Headers are the metadata around every message
An HTTP exchange is more than a URL and a body. Before the body, both the client and the server send a block of headers, which are simple name and value lines that describe the message. A request carries headers like Host, Accept and User-Agent to say what is wanted and who is asking, while a response answers with headers like Content-Type, Content-Length and Server to describe what is coming back. Reading these lines is often the fastest way to understand why a page loaded, redirected or failed.
Why direction matters
Every header has a direction, and getting it wrong is a common source of confusion. Accept, Cookie and Authorization only make sense as request headers set by the client, whereas Set-Cookie, ETag and Location belong on the response. A handful, including Content-Type, Cache-Control and Connection, are legitimately used in both directions, which is why the reference marks them both. The Direction menu above exists so you can filter to just the side you are working on and avoid setting a response-only header on an outgoing request.

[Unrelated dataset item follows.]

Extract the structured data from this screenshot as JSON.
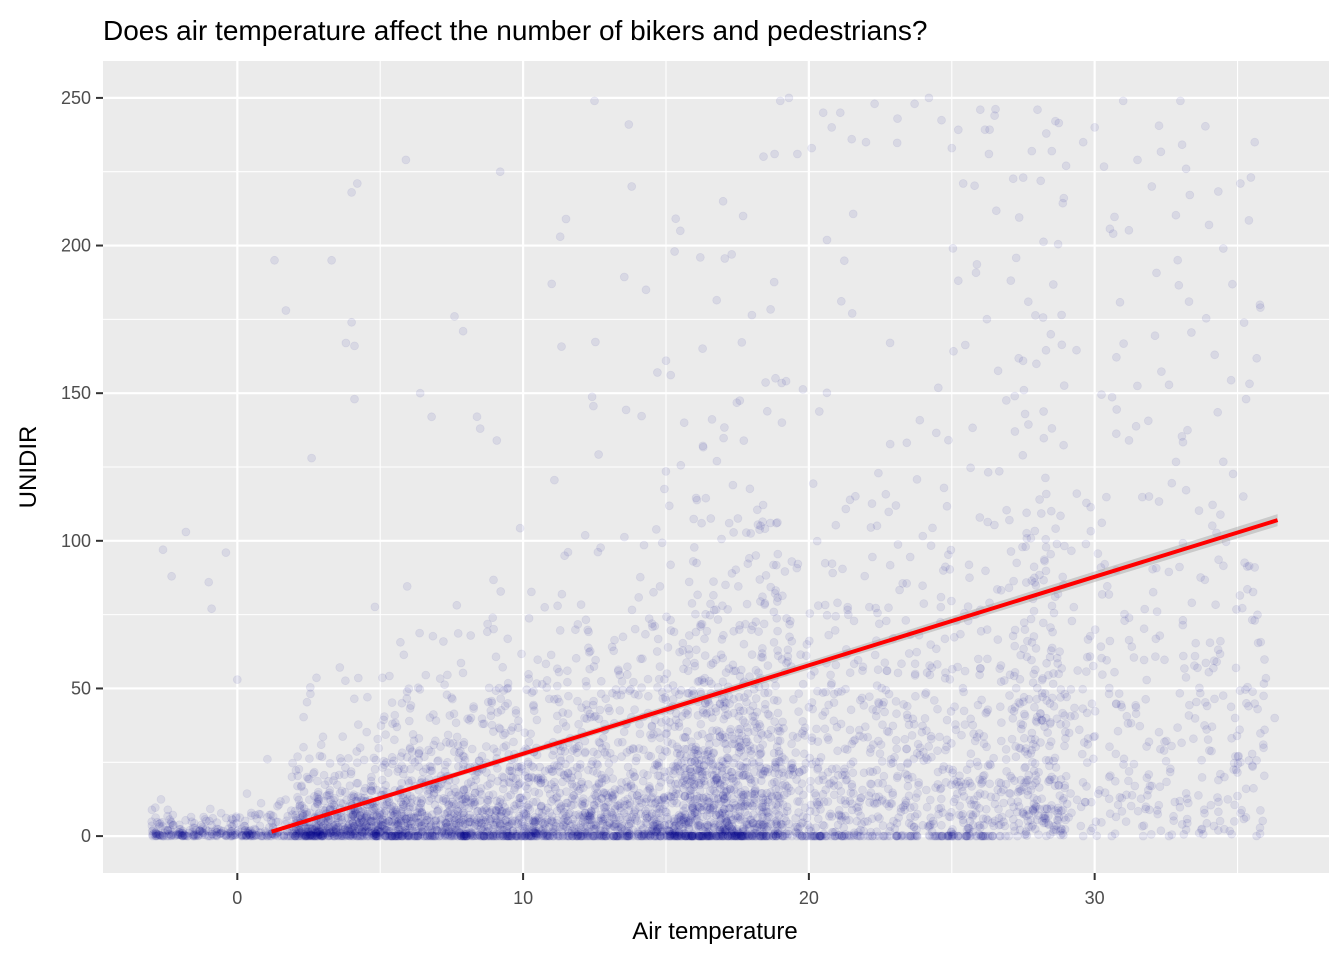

Caching and conditional requests
Caching headers decide whether a browser or proxy can reuse a response instead of fetching it again. Cache-Control sets the policy, Expires gives an absolute deadline, and ETag and Last-Modified act as validators. On the next visit the client sends If-None-Match or If-Modified-Since, and if nothing changed the server replies 304 Not Modified with no body, saving bandwidth. The Age and Vary headers round this out by reporting how long a shared cache has held an object and which request headers change which response is stored.
Security and cross-origin headers
A modern site leans on response headers to defend itself. Strict-Transport-Security forces future visits onto HTTPS, Content-Security-Policy restricts where scripts and images may load from to blunt cross-site scripting, and X-Frame-Options blocks framing to stop clickjacking. Cross-origin behavior is governed separately by the Access-Control family, which lets a server declare which other origins may read its responses. Copying a correct example from the table is a quick way to start from a known-good value before you tailor it to your own domain.